L’annĂ©e 2019 marque une Ă©tape importante dans la reconnaissance internationale de l’artiste. Le M HKA, Anvers, prĂ©sente la plus vaste exposition monographique jamais consacrĂ©e Ă  son Ɠuvre intitulĂ©e « AM-BIG-YOU-US LEGSICON ». Laure Prouvost est Ă©galement dĂ©signĂ©e pour reprĂ©senter la France Ă  la Biennale de Venise avec « Deep See
Blue Surrounding You / Vois ce bleu profond te fondre » : un road trip performatif Ă  travers la France jusqu’à Venise. Dans la fluiditĂ© du rĂ©cit, on retrouve la figure du poulpe, rĂ©currente dans son oeuvre, qui symbolise « cette connexion animale et physique que l’on a perdue ». Le motif de la liquiditĂ© ne cesse de lui inspirer des environnements tactiles comme en 2020, oĂč elle prĂ©sente « Melting into One Another Ho Hot Chaud it Heating Dip » Ă  la Kunsthalle, Lisbonne puis en 2021 Ă  Sonsbeek, Arnhem. Cette installation forme un espace caverneux composĂ© d’encre de seiche, d’élĂ©ments tentaculaires et d’un film projetĂ© sur un sol liquide.

Les thĂ©matiques environnementales, fĂ©ministes ainsi que la notion de mĂ©moire collective traversent l’Ɠuvre de Laure Prouvost et ses univers immersifs. En 2022, « In The Depth Heat Leaks » Ă  la Casa Encendida Ă  Madrid, sa premiĂšre exposition personnelle en Espagne, est pensĂ©e comme une plongĂ©e dans les multiples strates de sa pratique Ă  travers un large Ă©ventail d’objets sĂ©dimentĂ©s. Son film Four For See Beauties (2022), qui y est prĂ©sentĂ©, dĂ©peint un monde interconnectĂ© oĂč femmes, nourrissons et crĂ©atures marines dialoguent. La vidĂ©o est Ă©galement exposĂ©e Ă  Kiasma, Helsinki (2022) et Ă  la Biennale de Busan (2022). Le cycle d’expositions « Above Front Tears » comprenant notamment « Above Front Tears Oui Float » (Nasjonalmuseet, Oslo, 2022) et « IN THE MIST OF IT ALL, ABOVE FRONT TEARS » (De Pont Museum, Tilburg, 2024) est une ode Ă  l’imagination et Ă  l’abolissement des frontiĂšres physiques et mentales entre vivants et non-vivants. Par ailleurs, la figure de Grandma habite les projets « Ohmmm age Oma je ohomma mama » prĂ©sentĂ©s Ă  la Kunsthalle Wien (2023), puis au Remai Modern, Saskatoon (2023) et Ă  la Fondation PHI, MontrĂ©al (2024).
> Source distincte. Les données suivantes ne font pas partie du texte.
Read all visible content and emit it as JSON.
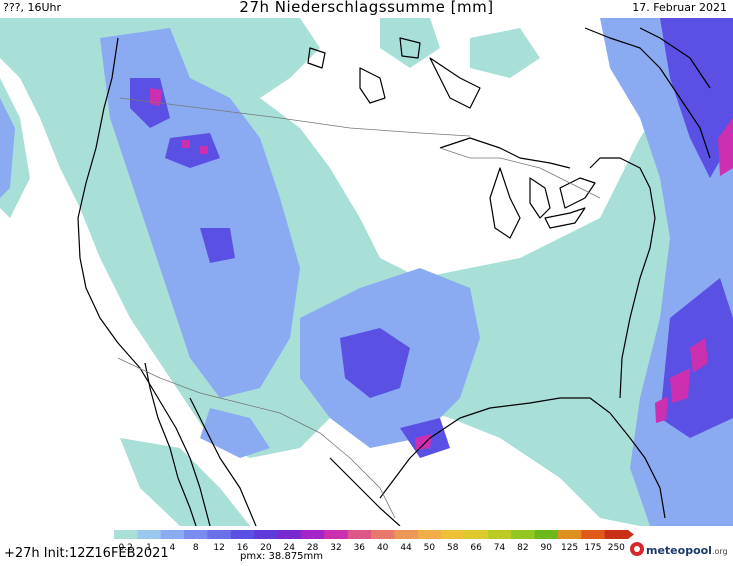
{
  "header": {
    "left": "???, 16Uhr",
    "title": "27h Niederschlagssumme [mm]",
    "right": "17. Februar 2021"
  },
  "footer": {
    "run": "+27h  Init:12Z16FEB2021",
    "pmx": "pmx: 38.875mm",
    "logo": "meteopool",
    "logo_suffix": ".org"
  },
  "legend": {
    "labels": [
      "0.2",
      "1",
      "4",
      "8",
      "12",
      "16",
      "20",
      "24",
      "28",
      "32",
      "36",
      "40",
      "44",
      "50",
      "58",
      "66",
      "74",
      "82",
      "90",
      "125",
      "175",
      "250"
    ],
    "colors": [
      "#a8e0d8",
      "#9cc8ee",
      "#8aaaf2",
      "#7a8cf0",
      "#6a70ea",
      "#5a50e4",
      "#5e3ad8",
      "#7a28d0",
      "#a424c8",
      "#cc30b0",
      "#de5688",
      "#e6786c",
      "#ec9658",
      "#f0ae48",
      "#eec038",
      "#dcca2e",
      "#bcca26",
      "#94c622",
      "#6cb81e",
      "#e09020",
      "#e05a1a",
      "#c83018"
    ]
  },
  "map": {
    "region": "North America",
    "colors": {
      "land": "#ffffff",
      "light_precip": "#a8e0d8",
      "moderate_precip": "#8aaaf2",
      "heavy_precip": "#5a50e4",
      "intense_precip": "#cc30b0",
      "coast": "#000000",
      "border": "#777777"
    }
  }
}
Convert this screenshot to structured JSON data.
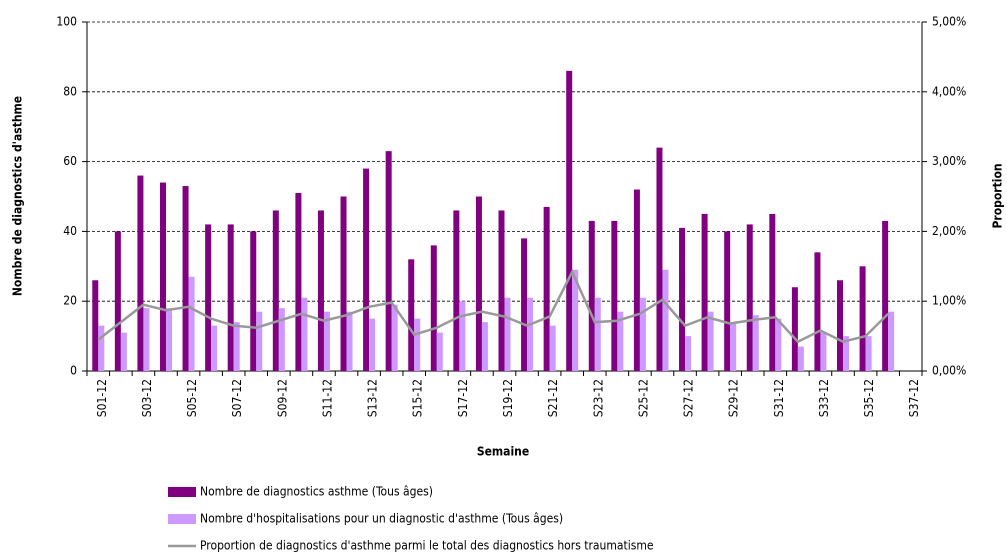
{
  "chart_data": {
    "type": "bar_line",
    "xlabel": "Semaine",
    "ylabel": "Nombre de diagnostics d'asthme",
    "y2label": "Proportion",
    "categories": [
      "S01-12",
      null,
      "S03-12",
      null,
      "S05-12",
      null,
      "S07-12",
      null,
      "S09-12",
      null,
      "S11-12",
      null,
      "S13-12",
      null,
      "S15-12",
      null,
      "S17-12",
      null,
      "S19-12",
      null,
      "S21-12",
      null,
      "S23-12",
      null,
      "S25-12",
      null,
      "S27-12",
      null,
      "S29-12",
      null,
      "S31-12",
      null,
      "S33-12",
      null,
      "S35-12",
      null,
      "S37-12"
    ],
    "series": [
      {
        "name": "Nombre de diagnostics asthme (Tous âges)",
        "color": "#800080",
        "kind": "bar",
        "values": [
          26,
          40,
          56,
          54,
          53,
          42,
          42,
          40,
          46,
          51,
          46,
          50,
          58,
          63,
          32,
          36,
          46,
          50,
          46,
          38,
          47,
          86,
          43,
          43,
          52,
          64,
          41,
          45,
          40,
          42,
          45,
          24,
          34,
          26,
          30,
          43,
          null
        ]
      },
      {
        "name": "Nombre d'hospitalisations pour un diagnostic d'asthme (Tous âges)",
        "color": "#cc99ff",
        "kind": "bar",
        "values": [
          13,
          11,
          18,
          18,
          27,
          13,
          14,
          17,
          18,
          21,
          17,
          17,
          15,
          19,
          15,
          11,
          20,
          14,
          21,
          21,
          13,
          29,
          21,
          17,
          21,
          29,
          10,
          17,
          14,
          16,
          15,
          7,
          11,
          10,
          10,
          17,
          null
        ]
      },
      {
        "name": "Proportion de diagnostics d'asthme parmi le total des diagnostics hors traumatisme",
        "color": "#999999",
        "kind": "line",
        "axis": "y2",
        "values": [
          0.45,
          0.7,
          0.95,
          0.87,
          0.92,
          0.75,
          0.65,
          0.62,
          0.72,
          0.82,
          0.72,
          0.8,
          0.92,
          0.98,
          0.52,
          0.62,
          0.78,
          0.85,
          0.78,
          0.65,
          0.78,
          1.42,
          0.7,
          0.72,
          0.82,
          1.02,
          0.65,
          0.77,
          0.68,
          0.73,
          0.77,
          0.42,
          0.58,
          0.42,
          0.5,
          0.82,
          null
        ]
      }
    ],
    "ylim": [
      0,
      100
    ],
    "yticks": [
      0,
      20,
      40,
      60,
      80,
      100
    ],
    "y2lim": [
      0,
      5
    ],
    "y2ticks": [
      {
        "value": 0,
        "label": "0,00%"
      },
      {
        "value": 1,
        "label": "1,00%"
      },
      {
        "value": 2,
        "label": "2,00%"
      },
      {
        "value": 3,
        "label": "3,00%"
      },
      {
        "value": 4,
        "label": "4,00%"
      },
      {
        "value": 5,
        "label": "5,00%"
      }
    ],
    "grid": true
  }
}
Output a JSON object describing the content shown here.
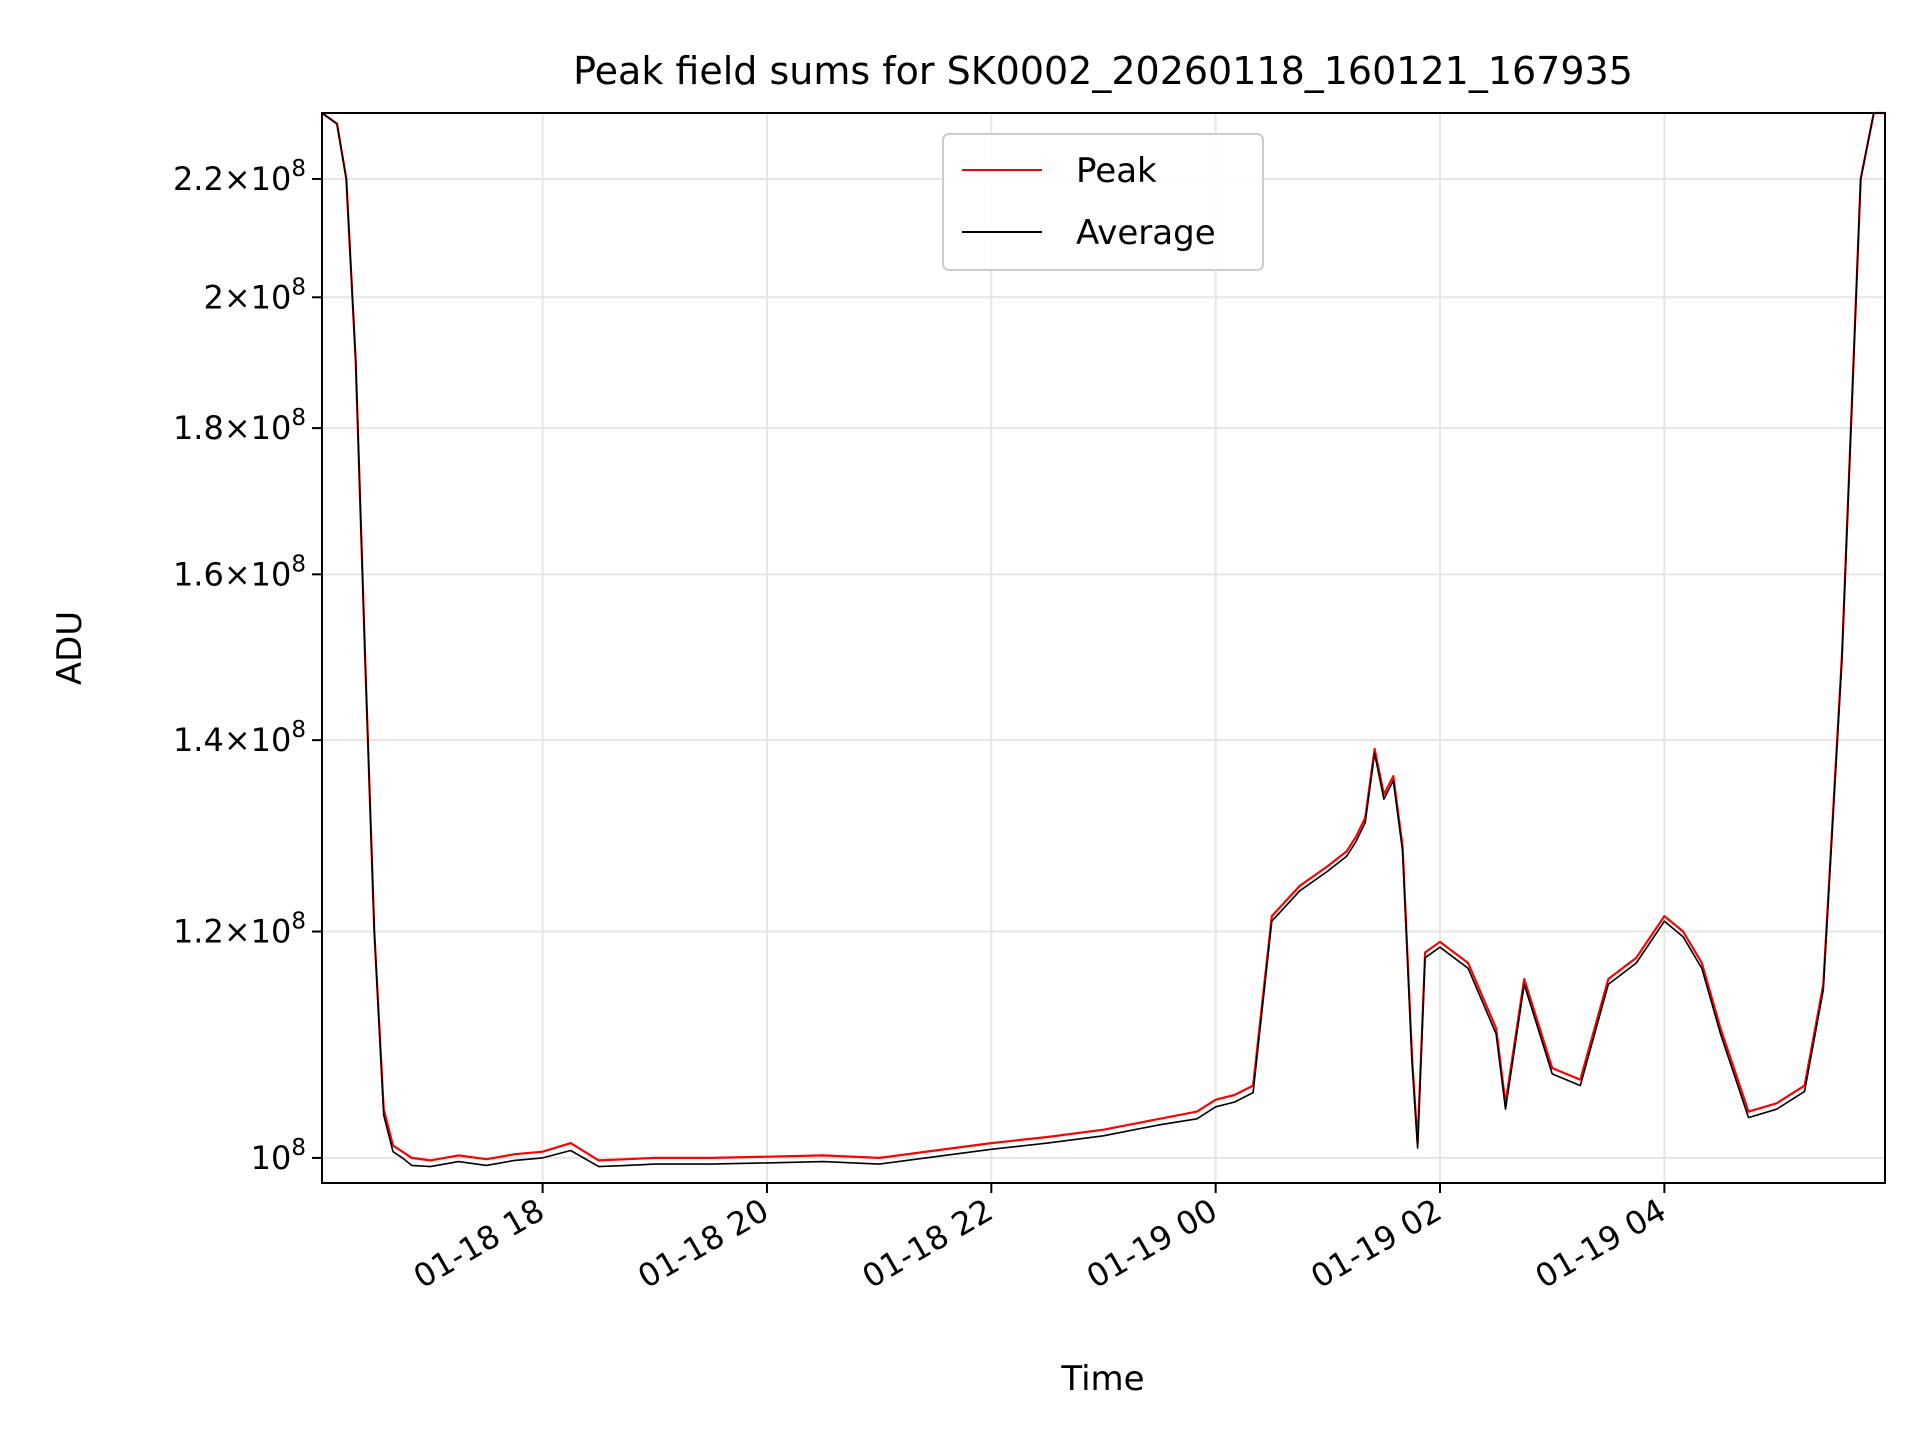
{
  "chart_data": {
    "type": "line",
    "title": "Peak field sums for SK0002_20260118_160121_167935",
    "xlabel": "Time",
    "ylabel": "ADU",
    "y_scale": "log",
    "xlim": [
      "2026-01-18 16:02",
      "2026-01-19 05:58"
    ],
    "ylim": [
      98000000,
      232000000
    ],
    "grid": true,
    "legend_position": "top-center",
    "x_ticks": [
      {
        "t": "2026-01-18 18:00",
        "label": "01-18 18"
      },
      {
        "t": "2026-01-18 20:00",
        "label": "01-18 20"
      },
      {
        "t": "2026-01-18 22:00",
        "label": "01-18 22"
      },
      {
        "t": "2026-01-19 00:00",
        "label": "01-19 00"
      },
      {
        "t": "2026-01-19 02:00",
        "label": "01-19 02"
      },
      {
        "t": "2026-01-19 04:00",
        "label": "01-19 04"
      }
    ],
    "y_ticks": [
      {
        "value": 100000000,
        "mantissa": "",
        "exp": "8"
      },
      {
        "value": 120000000,
        "mantissa": "1.2",
        "exp": "8"
      },
      {
        "value": 140000000,
        "mantissa": "1.4",
        "exp": "8"
      },
      {
        "value": 160000000,
        "mantissa": "1.6",
        "exp": "8"
      },
      {
        "value": 180000000,
        "mantissa": "1.8",
        "exp": "8"
      },
      {
        "value": 200000000,
        "mantissa": "2",
        "exp": "8"
      },
      {
        "value": 220000000,
        "mantissa": "2.2",
        "exp": "8"
      }
    ],
    "series": [
      {
        "name": "Peak",
        "color": "#ff0000",
        "x": [
          "2026-01-18 16:02",
          "2026-01-18 16:10",
          "2026-01-18 16:15",
          "2026-01-18 16:20",
          "2026-01-18 16:25",
          "2026-01-18 16:30",
          "2026-01-18 16:35",
          "2026-01-18 16:40",
          "2026-01-18 16:45",
          "2026-01-18 16:50",
          "2026-01-18 17:00",
          "2026-01-18 17:15",
          "2026-01-18 17:30",
          "2026-01-18 17:45",
          "2026-01-18 18:00",
          "2026-01-18 18:15",
          "2026-01-18 18:30",
          "2026-01-18 18:45",
          "2026-01-18 19:00",
          "2026-01-18 19:30",
          "2026-01-18 20:00",
          "2026-01-18 20:30",
          "2026-01-18 21:00",
          "2026-01-18 21:30",
          "2026-01-18 22:00",
          "2026-01-18 22:30",
          "2026-01-18 23:00",
          "2026-01-18 23:30",
          "2026-01-18 23:50",
          "2026-01-19 00:00",
          "2026-01-19 00:10",
          "2026-01-19 00:20",
          "2026-01-19 00:30",
          "2026-01-19 00:45",
          "2026-01-19 01:00",
          "2026-01-19 01:10",
          "2026-01-19 01:15",
          "2026-01-19 01:20",
          "2026-01-19 01:25",
          "2026-01-19 01:30",
          "2026-01-19 01:35",
          "2026-01-19 01:40",
          "2026-01-19 01:45",
          "2026-01-19 01:48",
          "2026-01-19 01:52",
          "2026-01-19 02:00",
          "2026-01-19 02:15",
          "2026-01-19 02:30",
          "2026-01-19 02:35",
          "2026-01-19 02:45",
          "2026-01-19 03:00",
          "2026-01-19 03:15",
          "2026-01-19 03:30",
          "2026-01-19 03:45",
          "2026-01-19 04:00",
          "2026-01-19 04:10",
          "2026-01-19 04:20",
          "2026-01-19 04:30",
          "2026-01-19 04:45",
          "2026-01-19 05:00",
          "2026-01-19 05:15",
          "2026-01-19 05:25",
          "2026-01-19 05:35",
          "2026-01-19 05:45",
          "2026-01-19 05:52",
          "2026-01-19 05:58"
        ],
        "values": [
          232000000,
          230000000,
          220000000,
          190000000,
          150000000,
          120000000,
          104000000,
          101000000,
          100500000,
          100000000,
          99800000,
          100200000,
          99900000,
          100300000,
          100500000,
          101200000,
          99800000,
          99900000,
          100000000,
          100000000,
          100100000,
          100200000,
          100000000,
          100600000,
          101200000,
          101700000,
          102300000,
          103200000,
          103800000,
          104800000,
          105200000,
          106000000,
          121500000,
          124500000,
          126500000,
          128000000,
          129500000,
          131500000,
          139000000,
          134000000,
          136000000,
          128500000,
          108500000,
          101200000,
          118000000,
          119000000,
          117000000,
          111000000,
          104500000,
          115500000,
          107500000,
          106500000,
          115500000,
          117500000,
          121500000,
          120000000,
          117000000,
          111000000,
          103800000,
          104500000,
          106000000,
          115000000,
          150000000,
          220000000,
          232000000,
          232000000
        ]
      },
      {
        "name": "Average",
        "color": "#000000",
        "x": [
          "2026-01-18 16:02",
          "2026-01-18 16:10",
          "2026-01-18 16:15",
          "2026-01-18 16:20",
          "2026-01-18 16:25",
          "2026-01-18 16:30",
          "2026-01-18 16:35",
          "2026-01-18 16:40",
          "2026-01-18 16:45",
          "2026-01-18 16:50",
          "2026-01-18 17:00",
          "2026-01-18 17:15",
          "2026-01-18 17:30",
          "2026-01-18 17:45",
          "2026-01-18 18:00",
          "2026-01-18 18:15",
          "2026-01-18 18:30",
          "2026-01-18 18:45",
          "2026-01-18 19:00",
          "2026-01-18 19:30",
          "2026-01-18 20:00",
          "2026-01-18 20:30",
          "2026-01-18 21:00",
          "2026-01-18 21:30",
          "2026-01-18 22:00",
          "2026-01-18 22:30",
          "2026-01-18 23:00",
          "2026-01-18 23:30",
          "2026-01-18 23:50",
          "2026-01-19 00:00",
          "2026-01-19 00:10",
          "2026-01-19 00:20",
          "2026-01-19 00:30",
          "2026-01-19 00:45",
          "2026-01-19 01:00",
          "2026-01-19 01:10",
          "2026-01-19 01:15",
          "2026-01-19 01:20",
          "2026-01-19 01:25",
          "2026-01-19 01:30",
          "2026-01-19 01:35",
          "2026-01-19 01:40",
          "2026-01-19 01:45",
          "2026-01-19 01:48",
          "2026-01-19 01:52",
          "2026-01-19 02:00",
          "2026-01-19 02:15",
          "2026-01-19 02:30",
          "2026-01-19 02:35",
          "2026-01-19 02:45",
          "2026-01-19 03:00",
          "2026-01-19 03:15",
          "2026-01-19 03:30",
          "2026-01-19 03:45",
          "2026-01-19 04:00",
          "2026-01-19 04:10",
          "2026-01-19 04:20",
          "2026-01-19 04:30",
          "2026-01-19 04:45",
          "2026-01-19 05:00",
          "2026-01-19 05:15",
          "2026-01-19 05:25",
          "2026-01-19 05:35",
          "2026-01-19 05:45",
          "2026-01-19 05:52",
          "2026-01-19 05:58"
        ],
        "values": [
          232000000,
          230000000,
          220000000,
          190000000,
          150000000,
          120000000,
          103500000,
          100500000,
          100000000,
          99400000,
          99300000,
          99700000,
          99400000,
          99800000,
          100000000,
          100600000,
          99300000,
          99400000,
          99500000,
          99500000,
          99600000,
          99700000,
          99500000,
          100100000,
          100700000,
          101200000,
          101800000,
          102700000,
          103200000,
          104200000,
          104600000,
          105400000,
          121000000,
          124000000,
          126000000,
          127500000,
          129000000,
          131000000,
          138500000,
          133500000,
          135500000,
          128000000,
          108000000,
          100800000,
          117500000,
          118500000,
          116500000,
          110500000,
          104000000,
          115000000,
          107000000,
          106000000,
          115000000,
          117000000,
          121000000,
          119500000,
          116500000,
          110500000,
          103300000,
          104000000,
          105500000,
          114500000,
          149500000,
          220000000,
          232000000,
          232000000
        ]
      }
    ]
  }
}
Vastes environnements autour du thĂšme de la transmission, ces expositions cĂ©lĂšbrent l’hĂ©ritage des femmes et les grand-mĂšres spirituelles de l’artiste. Enfin, en 2025 Ă  Marseille avec Au fort, les Ăąmes sont au MUCEM et MĂšre We Sea Ă  la Chapelle de la Vieille CharitĂ©, l’artiste crĂ©e des installations in situ qui rĂ©sonnent avec l’histoire, l’architecture ainsi que les habitants et habitantes des lieux.

Le projet We Felt A Star Dying présenté par la LAS Art Foundation en 2025 au Kraftwerk à Berlin puis à OGR Torino (2025-2026), ouvre une perspective dans son travail : Laure Prouvost y propose une réflexion sensible sur la perception quantique du monde.